Nous nous sommes tournés vers les frères Edwards pour réussir à relever le premier défi. Comment conduire une moto sur les routes gelées de l’Alaska et du Canada ? Simon Edwards, un ancien médecin des Forces Spéciales reconverti dans les records de vitesse, avait déjà intégré l’équipe en tant que responsable médical. Lui et son frère Dave, bricoleur de génie, ont fabriqué quatre paniers de side-car de type cargo afin de procurer à nos motos la stabilité sur la glace, ainsi qu’une capacité de chargement bien utile pour les sacs de couchage polaires, le carburant et tout l’attirail.

Nous avons décidé de partir de Deadhorse, Alaska, route la plus au nord des États-Unis, le Jour des Vétérans, à savoir le 11 novembre. Pour nous, cette date était à la fois symbolique et pratique. La « Route du Voyage », entre Prudhoe Bay et Fairbanks, était le plus souvent déserte pendant les vacances, et la météo fraîchissante demeurait clémente.

Avec une voiture ouvreuse en tête de convoi et un véhicule de queue en communication avec les routiers, nous avons largué les amarres dans l’obscurité du petit matin. Quelques camionneurs et des employés de l’entreprise North Slope sont sortis dehors pour nous encourager, et beaucoup d’entre eux n’avaient jamais vu de motos en hiver, sur la Dalton Highway.

Notre première difficulté fut le Col Atigun. Avec 1444 mètres d’altitude, le Col Atigun n’est pas particulièrement haut, mais sa situation géographique dans la chaîne montagneuse des Brooks – 217 kilomètres au nord du Cercle polaire arctique – ajoutée à notre ascension de nuit, laissèrent le groupe sur les rotules. Dans le noir, nous avons perdu beaucoup des crampons métalliques ajoutés à nos pneus, et l’une des motos a vu son phare tomber en panne. Malgré le manque de visibilité et un vent de plus en plus fort, nous avons réparé nos pneus cloutés à la hâte et sommes repartis au milieu de la nuit.

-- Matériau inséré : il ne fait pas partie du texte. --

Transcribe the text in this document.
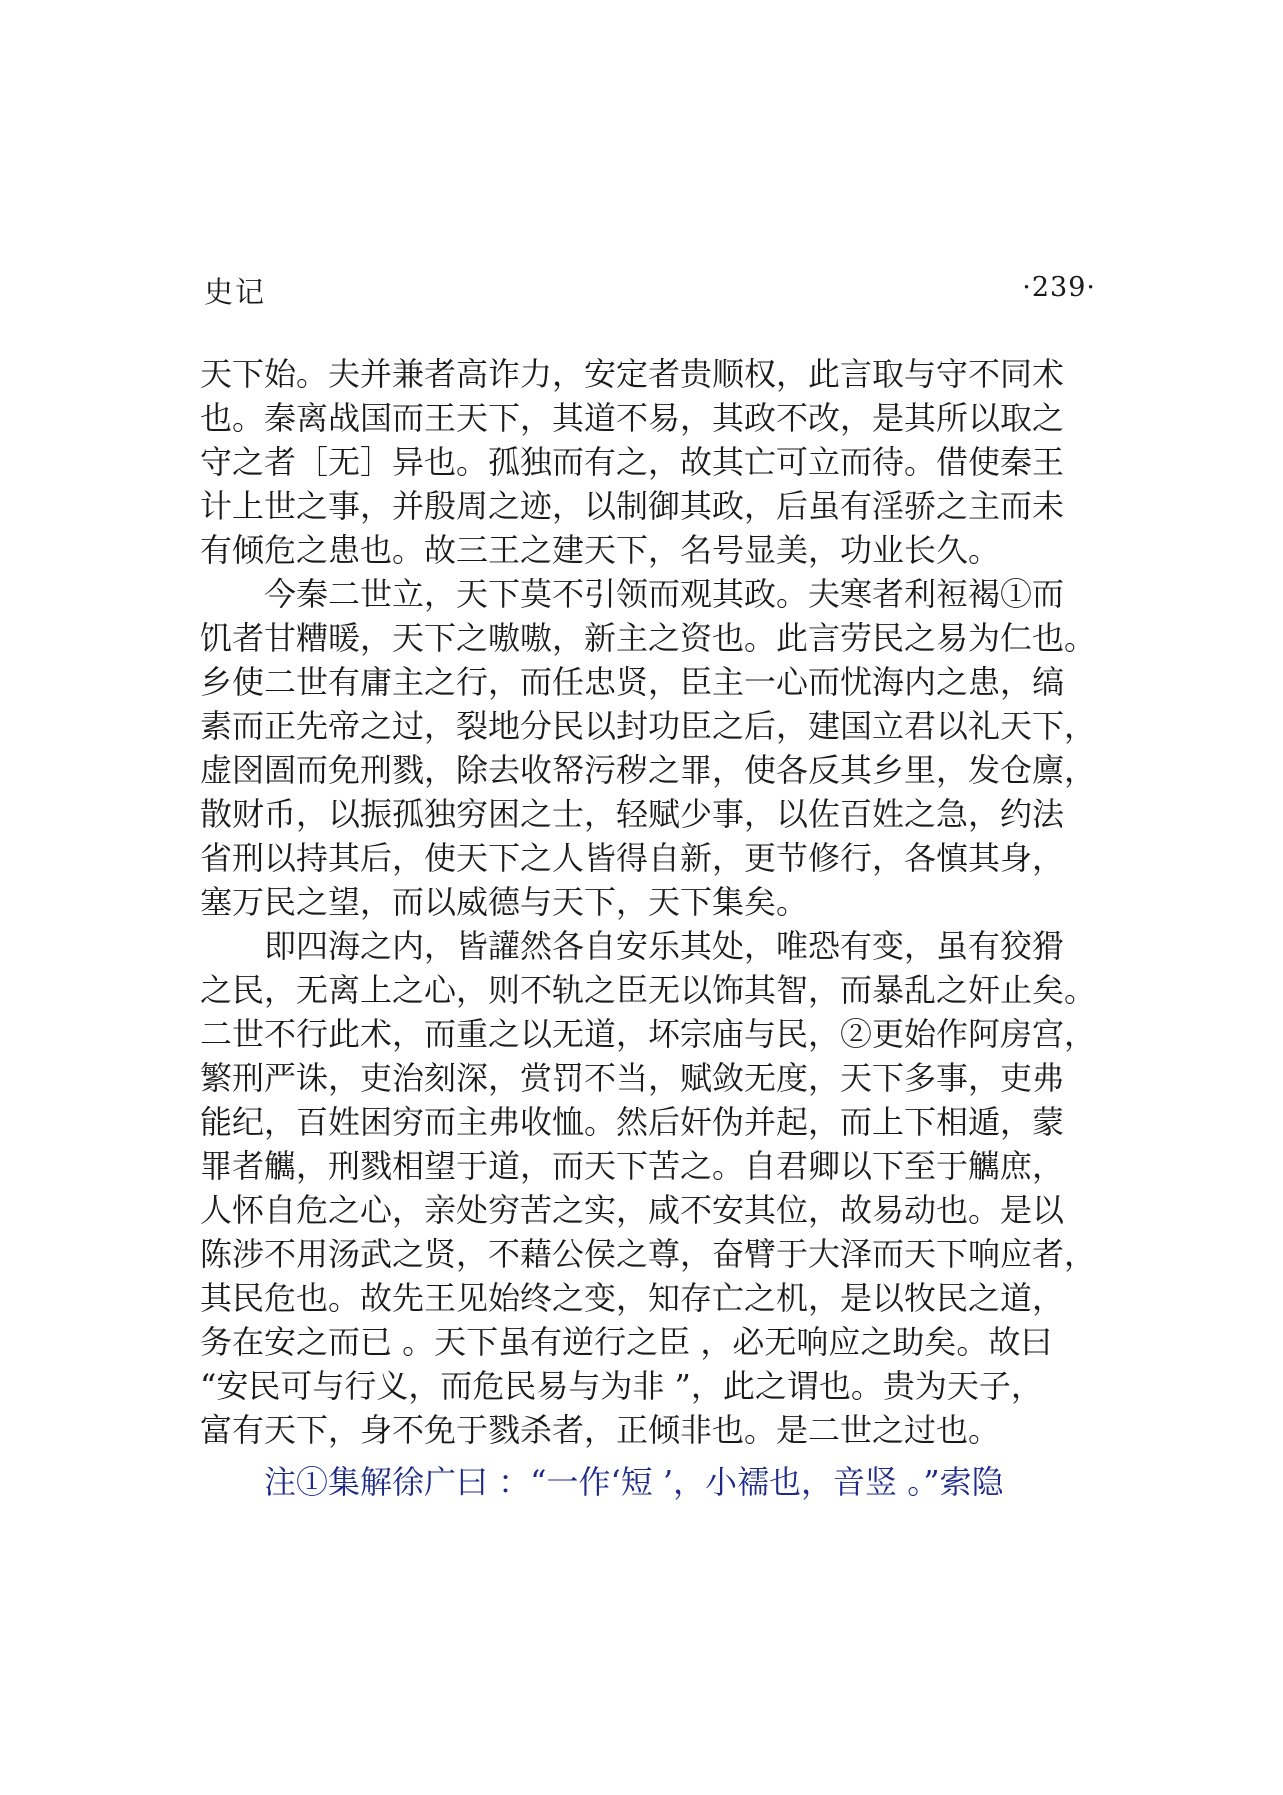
史记	·239·
天下始。夫并兼者高诈力，安定者贵顺权，此言取与守不同术
也。秦离战国而王天下，其道不易，其政不改，是其所以取之
守之者［无］异也。孤独而有之，故其亡可立而待。借使秦王
计上世之事，并殷周之迹，以制御其政，后虽有淫骄之主而未
有倾危之患也。故三王之建天下，名号显美，功业长久。
今秦二世立，天下莫不引领而观其政。夫寒者利裋褐①而
饥者甘糟暖，天下之嗷嗷，新主之资也。此言劳民之易为仁也。
乡使二世有庸主之行，而任忠贤，臣主一心而忧海内之患，缟
素而正先帝之过，裂地分民以封功臣之后，建国立君以礼天下，
虚囹圄而免刑戮，除去收帑污秽之罪，使各反其乡里，发仓廪，
散财币，以振孤独穷困之士，轻赋少事，以佐百姓之急，约法
省刑以持其后，使天下之人皆得自新，更节修行，各慎其身，
塞万民之望，而以威德与天下，天下集矣。
即四海之内，皆讙然各自安乐其处，唯恐有变，虽有狡猾
之民，无离上之心，则不轨之臣无以饰其智，而暴乱之奸止矣。
二世不行此术，而重之以无道，坏宗庙与民，②更始作阿房宫，
繁刑严诛，吏治刻深，赏罚不当，赋敛无度，天下多事，吏弗
能纪，百姓困穷而主弗收恤。然后奸伪并起，而上下相遁，蒙
罪者觽，刑戮相望于道，而天下苦之。自君卿以下至于觽庶，
人怀自危之心，亲处穷苦之实，咸不安其位，故易动也。是以
陈涉不用汤武之贤，不藉公侯之尊，奋臂于大泽而天下响应者，
其民危也。故先王见始终之变，知存亡之机，是以牧民之道，
务在安之而已 。天下虽有逆行之臣 ，必无响应之助矣。故曰
“安民可与行义，而危民易与为非 ”，此之谓也。贵为天子，
富有天下，身不免于戮杀者，正倾非也。是二世之过也。
注①集解徐广曰 ：“一作‘短 ’，小襦也，音竖 。”索隐
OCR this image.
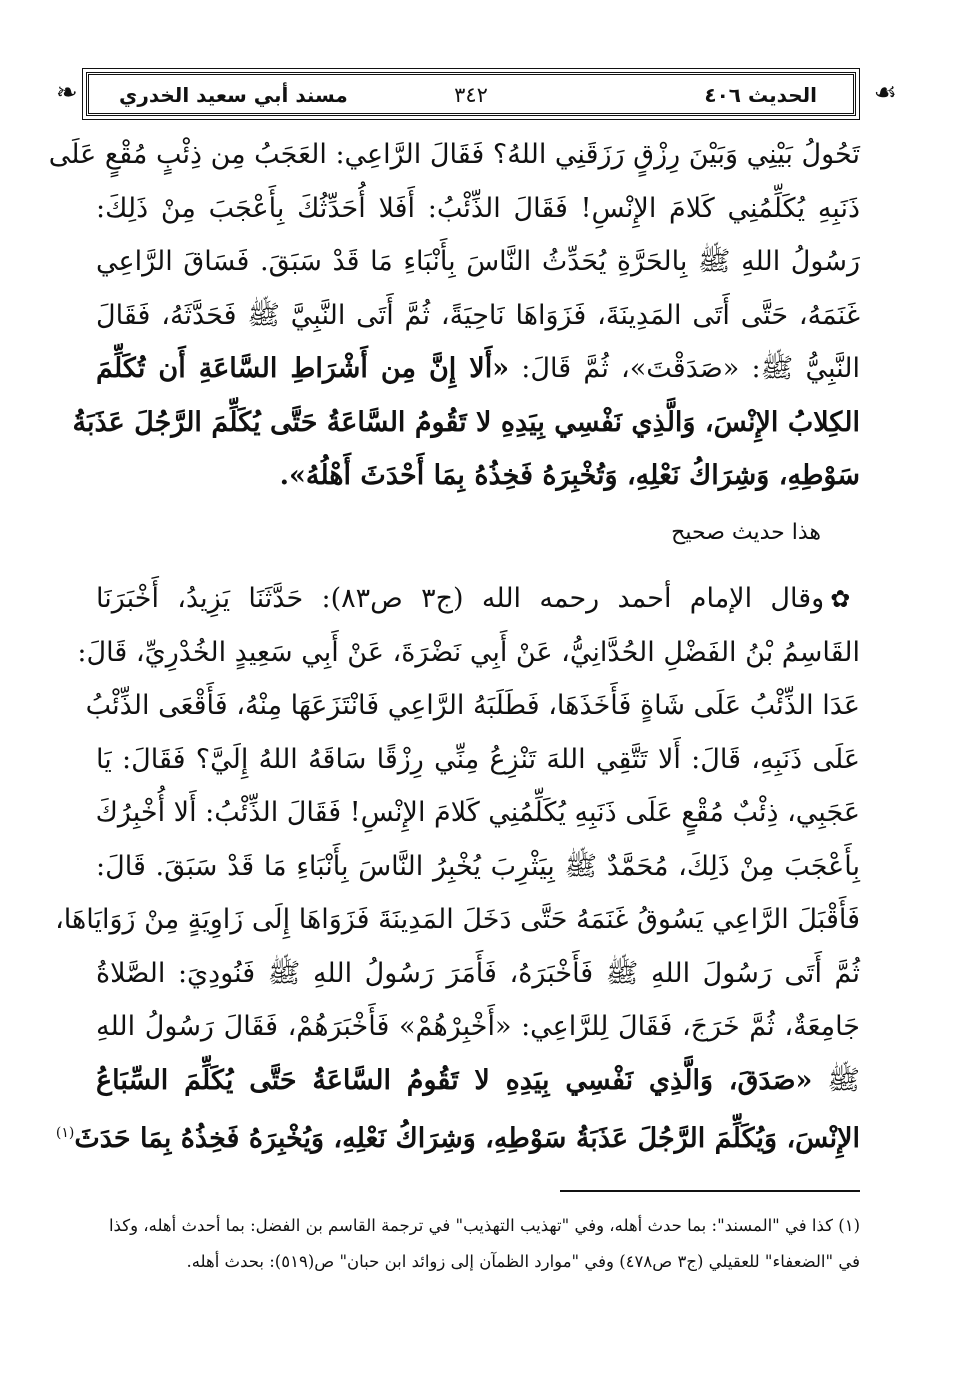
❧	☙
الحديث ٤٠٦
٣٤٢
مسند أبي سعيد الخدري
تَحُولُ بَيْنِي وَبَيْنَ رِزْقٍ رَزَقَنِي اللهُ؟ فَقَالَ الرَّاعِي: العَجَبُ مِن ذِئْبٍ مُقْعٍ عَلَى
ذَنَبِهِ يُكَلِّمُنِي كَلامَ الإِنْسِ! فَقَالَ الذِّئْبُ: أَفَلا أُحَدِّثُكَ بِأَعْجَبَ مِنْ ذَلِكَ:
رَسُولُ اللهِ ﷺ بِالحَرَّةِ يُحَدِّثُ النَّاسَ بِأَنْبَاءِ مَا قَدْ سَبَقَ. فَسَاقَ الرَّاعِي
غَنَمَهُ، حَتَّى أَتَى المَدِينَةَ، فَزَوَاهَا نَاحِيَةً، ثُمَّ أَتَى النَّبِيَّ ﷺ فَحَدَّثَهُ، فَقَالَ
النَّبِيُّ ﷺ: «صَدَقْتَ»، ثُمَّ قَالَ: «أَلا إِنَّ مِن أَشْرَاطِ السَّاعَةِ أَن تُكَلِّمَ
الكِلابُ الإِنْسَ، وَالَّذِي نَفْسِي بِيَدِهِ لا تَقُومُ السَّاعَةُ حَتَّى يُكَلِّمَ الرَّجُلَ عَذَبَةُ
سَوْطِهِ، وَشِرَاكُ نَعْلِهِ، وَتُخْبِرَهُ فَخِذُهُ بِمَا أَحْدَثَ أَهْلُهُ».
هذا حديث صحيح
✿وقال الإمام أحمد رحمه الله (ج٣ ص٨٣): حَدَّثَنَا يَزِيدُ، أَخْبَرَنَا
القَاسِمُ بْنُ الفَضْلِ الحُدَّانِيُّ، عَنْ أَبِي نَضْرَةَ، عَنْ أَبِي سَعِيدٍ الخُدْرِيِّ، قَالَ:
عَدَا الذِّئْبُ عَلَى شَاةٍ فَأَخَذَهَا، فَطَلَبَهُ الرَّاعِي فَانْتَزَعَهَا مِنْهُ، فَأَقْعَى الذِّئْبُ
عَلَى ذَنَبِهِ، قَالَ: أَلا تَتَّقِي اللهَ تَنْزِعُ مِنِّي رِزْقًا سَاقَهُ اللهُ إِلَيَّ؟ فَقَالَ: يَا
عَجَبِي، ذِئْبٌ مُقْعٍ عَلَى ذَنَبِهِ يُكَلِّمُنِي كَلامَ الإِنْسِ! فَقَالَ الذِّئْبُ: أَلا أُخْبِرُكَ
بِأَعْجَبَ مِنْ ذَلِكَ، مُحَمَّدٌ ﷺ بِيَثْرِبَ يُخْبِرُ النَّاسَ بِأَنْبَاءِ مَا قَدْ سَبَقَ. قَالَ:
فَأَقْبَلَ الرَّاعِي يَسُوقُ غَنَمَهُ حَتَّى دَخَلَ المَدِينَةَ فَزَوَاهَا إِلَى زَاوِيَةٍ مِنْ زَوَايَاهَا،
ثُمَّ أَتَى رَسُولَ اللهِ ﷺ فَأَخْبَرَهُ، فَأَمَرَ رَسُولُ اللهِ ﷺ فَنُودِيَ: الصَّلاةُ
جَامِعَةٌ، ثُمَّ خَرَجَ، فَقَالَ لِلرَّاعِي: «أَخْبِرْهُمْ» فَأَخْبَرَهُمْ، فَقَالَ رَسُولُ اللهِ
ﷺ «صَدَقَ، وَالَّذِي نَفْسِي بِيَدِهِ لا تَقُومُ السَّاعَةُ حَتَّى يُكَلِّمَ السِّبَاعُ
الإِنْسَ، وَيُكَلِّمَ الرَّجُلَ عَذَبَةُ سَوْطِهِ، وَشِرَاكُ نَعْلِهِ، وَيُخْبِرَهُ فَخِذُهُ بِمَا حَدَثَ$^{(١)}$
(١) كذا في "المسند": بما حدث أهله، وفي "تهذيب التهذيب" في ترجمة القاسم بن الفضل: بما أحدث أهله، وكذا
في "الضعفاء" للعقيلي (ج٣ ص٤٧٨) وفي "موارد الظمآن إلى زوائد ابن حبان" ص(٥١٩): بحدث أهله.
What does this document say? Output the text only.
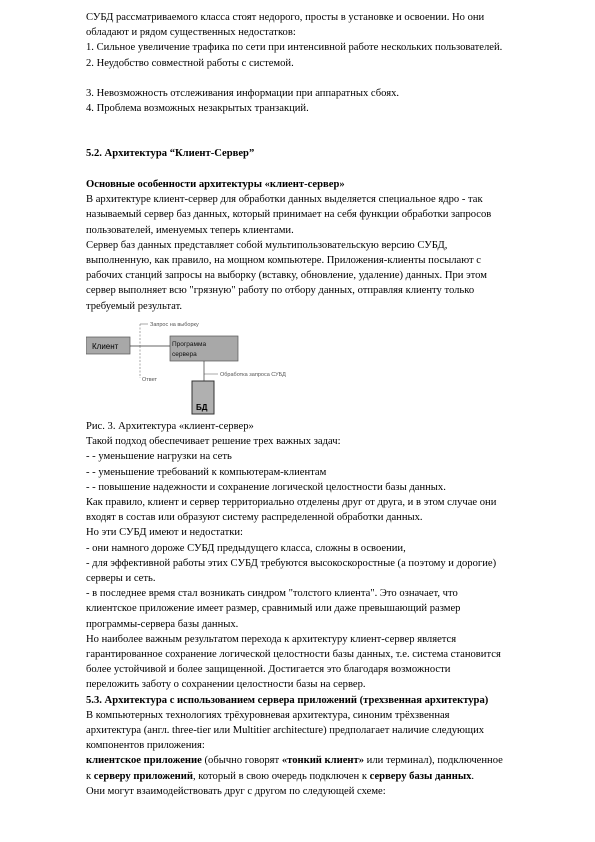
СУБД рассматриваемого класса стоят недорого, просты в установке и освоении. Но они

обладают и рядом существенных недостатков:

1. Сильное увеличение трафика по сети при интенсивной работе нескольких пользователей.

2. Неудобство совместной работы с системой.

3. Невозможность отслеживания информации при аппаратных сбоях.

4. Проблема возможных незакрытых транзакций.

5.2. Архитектура “Клиент-Сервер”

Основные особенности архитектуры «клиент-сервер»

В архитектуре клиент-сервер для обработки данных выделяется специальное ядро - так

называемый сервер баз данных, который принимает на себя функции обработки запросов

пользователей, именуемых теперь клиентами.

Сервер баз данных представляет собой мультипользовательскую версию СУБД,

выполненную, как правило, на мощном компьютере. Приложения-клиенты посылают с

рабочих станций запросы на выборку (вставку, обновление, удаление) данных. При этом

сервер выполняет всю "грязную" работу по отбору данных, отправляя клиенту только

требуемый результат.

Клиент	Программа
сервера
БД
Запрос на выборку
Ответ
Обработка запроса СУБД

Рис. 3. Архитектура «клиент-сервер»

Такой подход обеспечивает решение трех важных задач:

- - уменьшение нагрузки на сеть

- - уменьшение требований к компьютерам-клиентам

- - повышение надежности и сохранение логической целостности базы данных.

Как правило, клиент и сервер территориально отделены друг от друга, и в этом случае они

входят в состав или образуют систему распределенной обработки данных.

Но эти СУБД имеют и недостатки:

- они намного дороже СУБД предыдущего класса, сложны в освоении,

- для эффективной работы этих СУБД требуются высокоскоростные (а поэтому и дорогие)

серверы и сеть.

- в последнее время стал возникать синдром "толстого клиента". Это означает, что

клиентское приложение имеет размер, сравнимый или даже превышающий размер

программы-сервера базы данных.

Но наиболее важным результатом перехода к архитектуру клиент-сервер является

гарантированное сохранение логической целостности базы данных, т.е. система становится

более устойчивой и более защищенной. Достигается это благодаря возможности

переложить заботу о сохранении целостности базы на сервер.

5.3. Архитектура с использованием сервера приложений (трехзвенная архитектура)

В компьютерных технологиях трёхуровневая архитектура, синоним трёхзвенная

архитектура (англ. three-tier или Multitier architecture) предполагает наличие следующих

компонентов приложения:

клиентское приложение (обычно говорят «тонкий клиент» или терминал), подключенное

к серверу приложений, который в свою очередь подключен к серверу базы данных.

Они могут взаимодействовать друг с другом по следующей схеме:
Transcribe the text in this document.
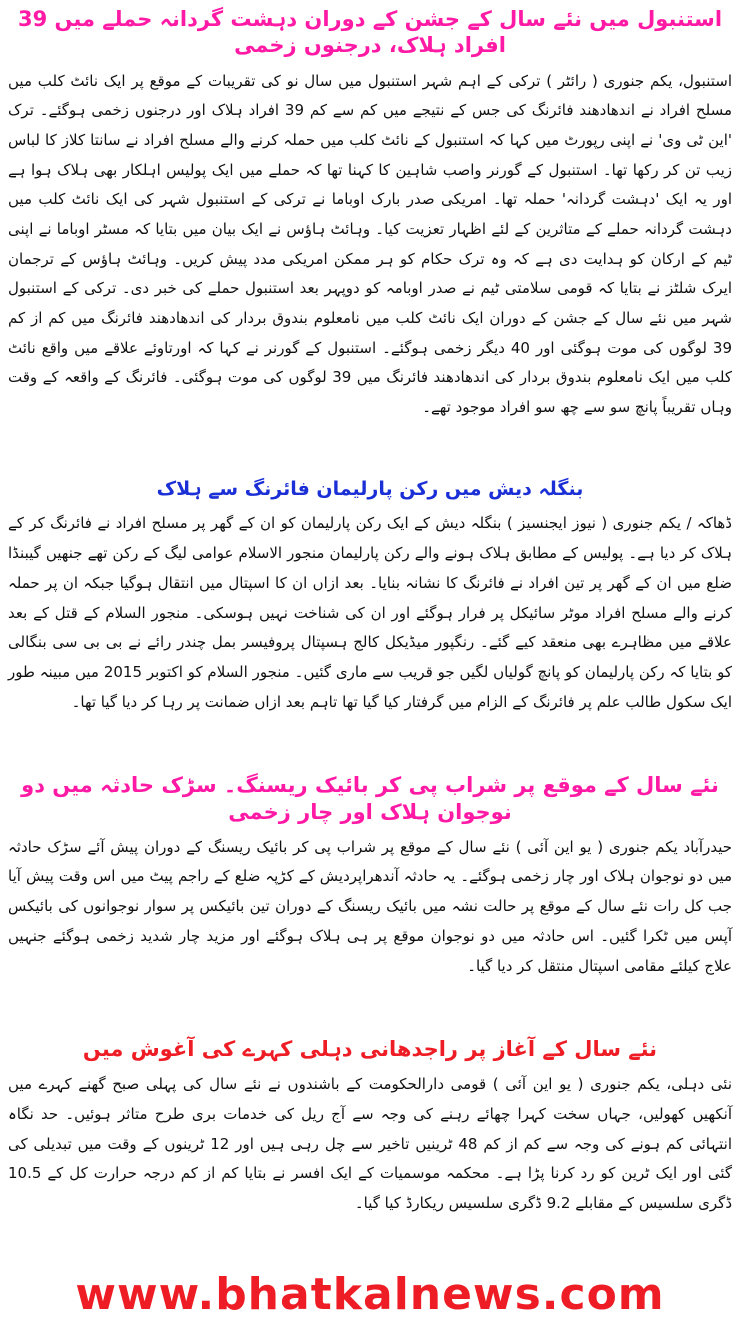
استنبول میں نئے سال کے جشن کے دوران دہشت گردانہ حملے میں 39 افراد ہلاک، درجنوں زخمی

استنبول، یکم جنوری ( رائٹر ) ترکی کے اہم شہر استنبول میں سال نو کی تقریبات کے موقع پر ایک نائٹ کلب میں مسلح افراد نے اندھادھند فائرنگ کی جس کے نتیجے میں کم سے کم 39 افراد ہلاک اور درجنوں زخمی ہوگئے۔ ترک 'این ٹی وی' نے اپنی رپورٹ میں کہا کہ استنبول کے نائٹ کلب میں حملہ کرنے والے مسلح افراد نے سانتا کلاز کا لباس زیب تن کر رکھا تھا۔ استنبول کے گورنر واصب شاہین کا کہنا تھا کہ حملے میں ایک پولیس اہلکار بھی ہلاک ہوا ہے اور یہ ایک 'دہشت گردانہ' حملہ تھا۔ امریکی صدر بارک اوباما نے ترکی کے استنبول شہر کی ایک نائٹ کلب میں دہشت گردانہ حملے کے متاثرین کے لئے اظہار تعزیت کیا۔ وہائٹ ہاؤس نے ایک بیان میں بتایا کہ مسٹر اوباما نے اپنی ٹیم کے ارکان کو ہدایت دی ہے کہ وہ ترک حکام کو ہر ممکن امریکی مدد پیش کریں۔ وہائٹ ہاؤس کے ترجمان ایرک شلٹز نے بتایا کہ قومی سلامتی ٹیم نے صدر اوبامہ کو دوپہر بعد استنبول حملے کی خبر دی۔ ترکی کے استنبول شہر میں نئے سال کے جشن کے دوران ایک نائٹ کلب میں نامعلوم بندوق بردار کی اندھادھند فائرنگ میں کم از کم 39 لوگوں کی موت ہوگئی اور 40 دیگر زخمی ہوگئے۔ استنبول کے گورنر نے کہا کہ اورتاوئے علاقے میں واقع نائٹ کلب میں ایک نامعلوم بندوق بردار کی اندھادھند فائرنگ میں 39 لوگوں کی موت ہوگئی۔ فائرنگ کے واقعہ کے وقت وہاں تقریباً پانچ سو سے چھ سو افراد موجود تھے۔

بنگلہ دیش میں رکن پارلیمان فائرنگ سے ہلاک

ڈھاکہ / یکم جنوری ( نیوز ایجنسیز ) بنگلہ دیش کے ایک رکن پارلیمان کو ان کے گھر پر مسلح افراد نے فائرنگ کر کے ہلاک کر دیا ہے۔ پولیس کے مطابق ہلاک ہونے والے رکن پارلیمان منجور الاسلام عوامی لیگ کے رکن تھے جنھیں گیبنڈا ضلع میں ان کے گھر پر تین افراد نے فائرنگ کا نشانہ بنایا۔ بعد ازاں ان کا اسپتال میں انتقال ہوگیا جبکہ ان پر حملہ کرنے والے مسلح افراد موٹر سائیکل پر فرار ہوگئے اور ان کی شناخت نہیں ہوسکی۔ منجور السلام کے قتل کے بعد علاقے میں مظاہرے بھی منعقد کیے گئے۔ رنگپور میڈیکل کالج ہسپتال پروفیسر بمل چندر رائے نے بی بی سی بنگالی کو بتایا کہ رکن پارلیمان کو پانچ گولیاں لگیں جو قریب سے ماری گئیں۔ منجور السلام کو اکتوبر 2015 میں مبینہ طور ایک سکول طالب علم پر فائرنگ کے الزام میں گرفتار کیا گیا تھا تاہم بعد ازاں ضمانت پر رہا کر دیا گیا تھا۔

نئے سال کے موقع پر شراب پی کر بائیک ریسنگ۔ سڑک حادثہ میں دو نوجوان ہلاک اور چار زخمی

حیدرآباد یکم جنوری ( یو این آئی ) نئے سال کے موقع پر شراب پی کر بائیک ریسنگ کے دوران پیش آئے سڑک حادثہ میں دو نوجوان ہلاک اور چار زخمی ہوگئے۔ یہ حادثہ آندھراپردیش کے کڑپہ ضلع کے راجم پیٹ میں اس وقت پیش آیا جب کل رات نئے سال کے موقع پر حالت نشہ میں بائیک ریسنگ کے دوران تین بائیکس پر سوار نوجوانوں کی بائیکس آپس میں ٹکرا گئیں۔ اس حادثہ میں دو نوجوان موقع پر ہی ہلاک ہوگئے اور مزید چار شدید زخمی ہوگئے جنہیں علاج کیلئے مقامی اسپتال منتقل کر دیا گیا۔

نئے سال کے آغاز پر راجدھانی دہلی کہرے کی آغوش میں

نئی دہلی، یکم جنوری ( یو این آئی ) قومی دارالحکومت کے باشندوں نے نئے سال کی پہلی صبح گھنے کہرے میں آنکھیں کھولیں، جہاں سخت کہرا چھائے رہنے کی وجہ سے آج ریل کی خدمات بری طرح متاثر ہوئیں۔ حد نگاہ انتہائی کم ہونے کی وجہ سے کم از کم 48 ٹرینیں تاخیر سے چل رہی ہیں اور 12 ٹرینوں کے وقت میں تبدیلی کی گئی اور ایک ٹرین کو رد کرنا پڑا ہے۔ محکمہ موسمیات کے ایک افسر نے بتایا کم از کم درجہ حرارت کل کے 10.5 ڈگری سلسیس کے مقابلے 9.2 ڈگری سلسیس ریکارڈ کیا گیا۔

www.bhatkalnews.com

Une heure plus tard, nous avons franchi Atigun, la météo s’étant calmée. La lune apparut et la température chuta à moins 24 degrés Celsius. L’un de nos motards n’avait toujours pas de phare et devait rouler dans l’ombre du phare d’un autre, pendant notre longue et épuisante redescente vers Coldfoot Camp, sur la route sombre et glacée.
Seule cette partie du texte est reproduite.